Introduction: H2S is a gaseous signaling molecule primarily produced in the vasculature by Cystathionine γ-lyase (CGL/CSE) enzyme, that regulates many biological functions including vasodilation, anti-inflammation, cytoprotection and angiogenesis. CSE genetic deficiency and subsequent reduction in H2S levels attenuates ischemic vascular remodeling. However, effects of CSE/H2S in relation to vasculogenesis have not been investigated.

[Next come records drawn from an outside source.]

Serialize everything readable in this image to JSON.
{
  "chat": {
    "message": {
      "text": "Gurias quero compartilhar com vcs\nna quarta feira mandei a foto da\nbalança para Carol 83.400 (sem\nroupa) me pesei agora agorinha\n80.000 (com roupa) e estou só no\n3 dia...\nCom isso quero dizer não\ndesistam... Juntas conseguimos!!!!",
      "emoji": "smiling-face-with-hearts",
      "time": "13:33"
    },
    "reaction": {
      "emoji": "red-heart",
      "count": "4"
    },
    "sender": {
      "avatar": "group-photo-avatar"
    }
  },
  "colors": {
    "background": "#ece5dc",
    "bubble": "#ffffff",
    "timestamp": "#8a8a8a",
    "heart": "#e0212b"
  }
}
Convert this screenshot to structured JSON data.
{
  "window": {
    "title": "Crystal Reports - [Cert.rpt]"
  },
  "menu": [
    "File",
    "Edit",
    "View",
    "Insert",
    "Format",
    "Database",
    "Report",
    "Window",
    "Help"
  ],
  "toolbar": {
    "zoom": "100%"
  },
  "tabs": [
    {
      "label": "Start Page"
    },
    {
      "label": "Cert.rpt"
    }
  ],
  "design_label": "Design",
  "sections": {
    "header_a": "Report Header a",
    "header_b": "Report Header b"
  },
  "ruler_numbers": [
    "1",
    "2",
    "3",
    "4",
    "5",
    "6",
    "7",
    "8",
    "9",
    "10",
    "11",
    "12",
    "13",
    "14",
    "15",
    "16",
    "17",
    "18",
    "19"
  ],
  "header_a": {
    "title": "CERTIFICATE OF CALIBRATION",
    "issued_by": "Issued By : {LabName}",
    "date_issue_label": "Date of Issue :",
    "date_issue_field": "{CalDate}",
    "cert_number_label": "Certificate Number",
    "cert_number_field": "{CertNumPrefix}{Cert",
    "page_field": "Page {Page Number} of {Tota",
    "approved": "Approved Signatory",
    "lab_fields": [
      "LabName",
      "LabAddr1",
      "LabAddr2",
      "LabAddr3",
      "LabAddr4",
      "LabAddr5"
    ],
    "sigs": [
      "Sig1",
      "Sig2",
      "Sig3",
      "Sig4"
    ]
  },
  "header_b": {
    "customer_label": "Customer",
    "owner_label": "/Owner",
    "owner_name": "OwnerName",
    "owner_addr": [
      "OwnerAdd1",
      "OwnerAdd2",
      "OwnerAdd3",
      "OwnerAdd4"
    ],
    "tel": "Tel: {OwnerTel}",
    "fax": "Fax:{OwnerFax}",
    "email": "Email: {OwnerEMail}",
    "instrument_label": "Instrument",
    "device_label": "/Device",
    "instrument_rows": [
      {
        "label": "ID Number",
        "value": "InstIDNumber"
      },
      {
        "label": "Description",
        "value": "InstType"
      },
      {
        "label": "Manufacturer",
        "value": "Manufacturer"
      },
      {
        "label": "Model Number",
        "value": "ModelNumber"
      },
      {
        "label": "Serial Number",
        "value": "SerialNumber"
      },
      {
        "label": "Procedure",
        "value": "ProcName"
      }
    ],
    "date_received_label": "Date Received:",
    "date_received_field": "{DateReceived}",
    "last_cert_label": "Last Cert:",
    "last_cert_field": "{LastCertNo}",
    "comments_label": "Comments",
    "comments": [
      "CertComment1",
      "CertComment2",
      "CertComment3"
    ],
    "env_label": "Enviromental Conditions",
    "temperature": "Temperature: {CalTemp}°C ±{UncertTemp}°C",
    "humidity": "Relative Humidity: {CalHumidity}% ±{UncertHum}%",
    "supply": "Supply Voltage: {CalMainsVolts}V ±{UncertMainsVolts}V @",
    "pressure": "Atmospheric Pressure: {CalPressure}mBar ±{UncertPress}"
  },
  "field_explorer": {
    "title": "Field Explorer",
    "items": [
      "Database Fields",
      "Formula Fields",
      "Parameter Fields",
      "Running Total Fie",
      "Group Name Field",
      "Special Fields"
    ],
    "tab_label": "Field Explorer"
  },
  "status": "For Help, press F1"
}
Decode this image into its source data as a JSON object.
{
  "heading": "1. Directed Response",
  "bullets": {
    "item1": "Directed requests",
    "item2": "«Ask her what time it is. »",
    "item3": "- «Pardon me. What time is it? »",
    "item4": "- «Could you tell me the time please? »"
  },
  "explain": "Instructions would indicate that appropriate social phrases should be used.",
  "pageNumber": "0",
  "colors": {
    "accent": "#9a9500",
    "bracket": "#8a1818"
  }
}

Objective: To investigate the effect of endothelial specific CSE (EC-CSE) transgenic overexpression in restoring blood flow and vasculogenesis in the ischemic hind limb model. Methods: Unilateral femoral artery ligation was performed in wild type (WT), CSE-/- and EC-CSE mice, treated with PBS or H2S donor, DATS (n=8-10, in each group). Tissue angiogenic and proliferation indices were determined by the ratios of CD31/DAPI and Ki67/DAPI staining respectively. Expression of CSE and SDF-1 in the ischemic and non-ischemic limbs was determined by immunohistochemistry; CSE and HIF-1α were measured by qRT-PCR; and ELISA to measure VEGF levels. Plasma and tissue sulfide levels were measured using the MBB/HPLC method. Flow cytometry was used to analyze bone marrow-derived, blood and skeletal muscle EPCs positive for CD34/FLK-1 staining. Results: Ischemic hind limb perfusion was significantly impaired in CSE-/- compared to WT mice, while blood flow was restored in DATS treated cohort groups and EC-CSE transgenic mice by day 14. Angiogenic and proliferation indices were decreased in CSE-/- mice, and restored by DATS treatment and in EC-CSE transgenic mice. These findings corresponded with significantly increased circulating EPCs at days 3, 5 and 7 upon DATS treatment and EC-CSE transgenic overexpression. Lastly, we observed that CSE/H2S induces EPC recruitment via SDF-1/VEGF mediated pathways that augments vasculogenesis and restoration of ischemic hind limb blood flow. Conclusion: Endothelial specific overexpression of CSE (EC-CSE) and exogenous H2S delivery reversed impaired blood flow in CSE-/- mice through EPC mediated revascularization during hind limb ischemia. Modulation of CSE mediated H2S induced revascularization might serve as a novel therapeutic approach for ischemic vascular remodeling.